Backup timeout?

Hi All,

I’m using Duplicati - 2.0.9.111_canary_2024-11-14 (on Win11) with 6 backup jobs.

By chance I discovered that one of the backup jobs was stuck for over 3 days (waiting for upload ends). In the meantime no backup was created and I was either not notified about it or I overlooked it. The icon in the taskbar was still green…

My questions/suggestions:

  • Is a timeout set automatically for backup jobs?
  • Wouldn’t it make sense to start the backup processes independently of each other? That way Backup-B would start independently of Backup-A…
  • If a scheduled backup job could not be started, a permanent (or system modal) notification should be activated that cannot simply be clicked away.

Regards,
Joe

Hi Joe, thanks for posting your thoughts!

There are some backends that do not fully honor the timeout settings. Which backend was stuck here?

That is a general issue with omissions. Duplicati can only report if a backup has run, not when it did not run. This is one of the motiviations for creating the Duplicati Console.

There is not an overall timeout set, because there is no way to pick a sensible value. The backup size could change from 1GiB to 1TiB between runs for example.
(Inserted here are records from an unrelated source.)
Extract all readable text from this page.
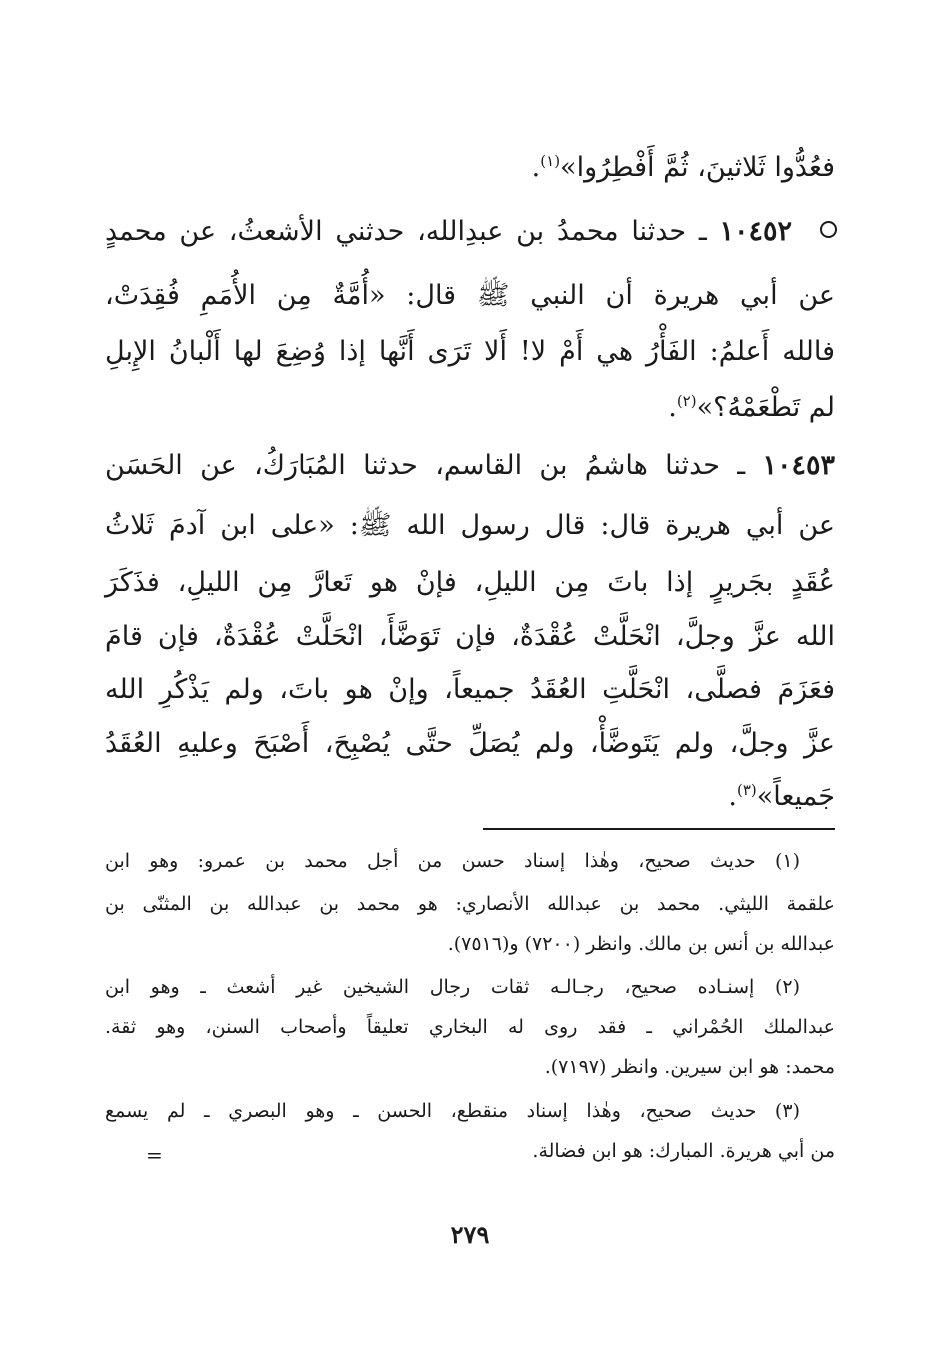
فعُدُّوا ثَلاثينَ، ثُمَّ أَفْطِرُوا»$^{(١)}$.
١٠٤٥٢ ـ حدثنا محمدُ بن عبدِالله، حدثني الأشعثُ، عن محمدٍ
عن أبي هريرة أن النبي ﷺ قال: «أُمَّةٌ مِن الأُمَمِ فُقِدَتْ،
فالله أَعلمُ: الفَأْرُ هي أَمْ لا! أَلا تَرَى أَنَّها إذا وُضِعَ لها أَلْبانُ الإِبلِ
لم تَطْعَمْهُ؟»$^{(٢)}$.
١٠٤٥٣ ـ حدثنا هاشمُ بن القاسم، حدثنا المُبَارَكُ، عن الحَسَن
عن أبي هريرة قال: قال رسول الله ﷺ: «على ابن آدمَ ثَلاثُ
عُقَدٍ بجَريرٍ إذا باتَ مِن الليلِ، فإنْ هو تَعارَّ مِن الليلِ، فذَكَرَ
الله عزَّ وجلَّ، انْحَلَّتْ عُقْدَةٌ، فإن تَوَضَّأَ، انْحَلَّتْ عُقْدَةٌ، فإن قامَ
فعَزَمَ فصلَّى، انْحَلَّتِ العُقَدُ جميعاً، وإنْ هو باتَ، ولم يَذْكُرِ الله
عزَّ وجلَّ، ولم يَتَوضَّأْ، ولم يُصَلِّ حتَّى يُصْبِحَ، أَصْبَحَ وعليهِ العُقَدُ
جَميعاً»$^{(٣)}$.
(١) حديث صحيح، وهٰذا إسناد حسن من أجل محمد بن عمرو: وهو ابن
علقمة الليثي. محمد بن عبدالله الأنصاري: هو محمد بن عبدالله بن المثنّى بن
عبدالله بن أنس بن مالك. وانظر (٧٢٠٠) و(٧٥١٦).
(٢) إسنـاده صحيح، رجـالـه ثقات رجال الشيخين غير أشعث ـ وهو ابن
عبدالملك الحُمْراني ـ فقد روى له البخاري تعليقاً وأصحاب السنن، وهو ثقة.
محمد: هو ابن سيرين. وانظر (٧١٩٧).
(٣) حديث صحيح، وهٰذا إسناد منقطع، الحسن ـ وهو البصري ـ لم يسمع
من أبي هريرة. المبارك: هو ابن فضالة.
=
٢٧٩
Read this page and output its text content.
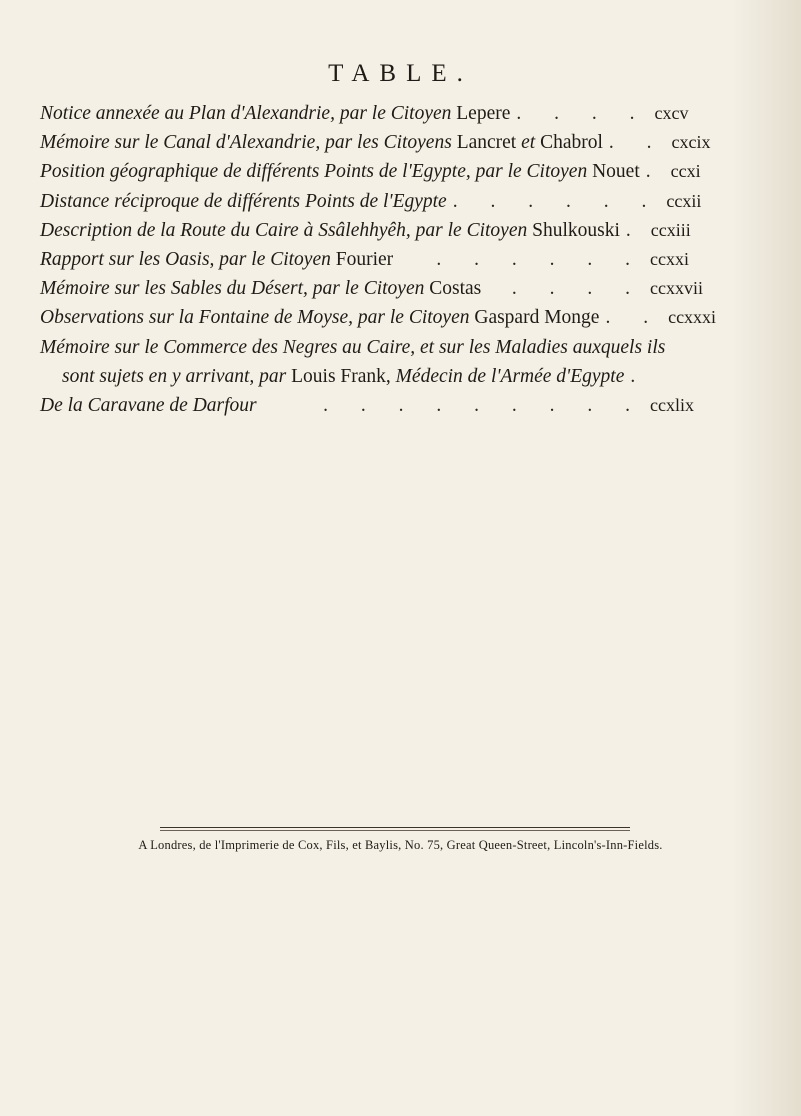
TABLE.
Notice annexée au Plan d'Alexandrie, par le Citoyen Lepere . . . . cxcv
Mémoire sur le Canal d'Alexandrie, par les Citoyens Lancret et Chabrol . . cxcix
Position géographique de différents Points de l'Egypte, par le Citoyen Nouet . ccxi
Distance réciproque de différents Points de l'Egypte . . . . . . ccxii
Description de la Route du Caire à Ssâlehhyêh, par le Citoyen Shulkouski . ccxiii
Rapport sur les Oasis, par le Citoyen Fourier	. . . . . . ccxxi
Mémoire sur les Sables du Désert, par le Citoyen Costas	. . . . ccxxvii
Observations sur la Fontaine de Moyse, par le Citoyen Gaspard Monge . . ccxxxi
Mémoire sur le Commerce des Negres au Caire, et sur les Maladies auxquels ils
sont sujets en y arrivant, par Louis Frank, Médecin de l'Armée d'Egypte .
De la Caravane de Darfour	. . . . . . . . . ccxlix
A Londres, de l'Imprimerie de Cox, Fils, et Baylis, No. 75, Great Queen-Street, Lincoln's-Inn-Fields.
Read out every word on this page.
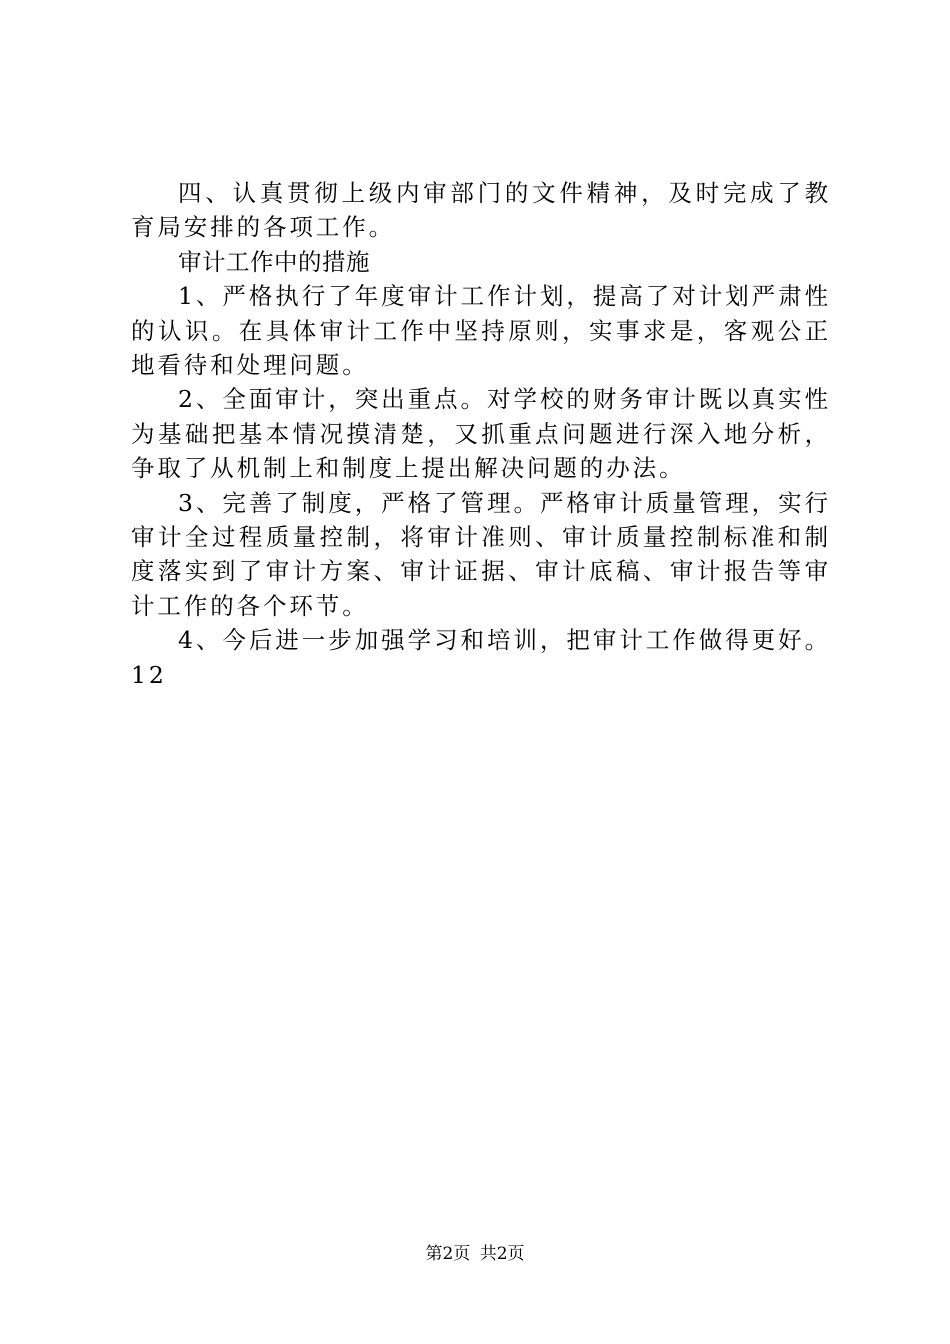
四、认真贯彻上级内审部门的文件精神，及时完成了教育局安排的各项工作。

审计工作中的措施

1、严格执行了年度审计工作计划，提高了对计划严肃性的认识。在具体审计工作中坚持原则，实事求是，客观公正地看待和处理问题。

2、全面审计，突出重点。对学校的财务审计既以真实性为基础把基本情况摸清楚，又抓重点问题进行深入地分析，争取了从机制上和制度上提出解决问题的办法。

3、完善了制度，严格了管理。严格审计质量管理，实行审计全过程质量控制，将审计准则、审计质量控制标准和制度落实到了审计方案、审计证据、审计底稿、审计报告等审计工作的各个环节。

4、今后进一步加强学习和培训，把审计工作做得更好。12

第2页 共2页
The logic is that the backends are currently responsible for handling stalls, by detecting periods with no transfer progress. This strategy is not fully implemented, and will be extended to be monitored and handled by the upload manager at a later time.

The only thing that prevents that from happening is that the UI is not designed to handle multiple running backups. For that reason, the server component is constrained to queue operations and only run once backup at a time.

We do plan to introduce separated processes for each operation, and with that in place it would be trivial to run multiple backups in parallel.

The issue here is that the backup has “started” as far as Duplicati is concerned (because it has been queued). Because we do not know how long a backup should take, it is not an error to have a backup in the queue for days.

That said, I understand the problem, and I think the fix is to ensure that backups properly handle upload stalls, which points back to fixing the backend.

We could add a feature that sends a report of kinds if a backup has been in the queue for more than some pre-defined time, but there is a good chance that it will send false-positive messages. If you would like that feature, feel free to register it on Github.

Thank you for the fast reply.

Although I agree on, that servers can also tell whether or not a job was stuck, a kind of (on the client) parallel running watch dog process could do it too.

The watch dog process could be here also a solution.

Let´s say, we have (at least) following 2 processes:

  • backup (B)
  • watch dog (W)

The solution could look like this:

  • If a backup job is starting, B sends a “job x started” message to W. Until W did not receive the “job x ended” message, for W the job is still running.
  • B tells regularly to W the transferred amount of job x (T message).
  • W can easily recognize on the client´s side the stalled job, if a T message is missing or the size of transferred amount is 0 (in e.g. 3 following T messages).

This would work independently of the size of the backup and doesn’t need the cooperation of the server.

Super!

See above.

Regards

That would work, but it does require that the server emits the progress in some form. My short-term solution is to make the check on upload/download progress, to detect stalls in transfers, which is very similar to what you describe, but happens in-process.

We could add the same logic for the overall backup progress, to check that either number of processed bytes increase or number of transferred bytes increase each 5 minutes or so. There are some backends that do not support reporting transfer progress, so that would need special handling.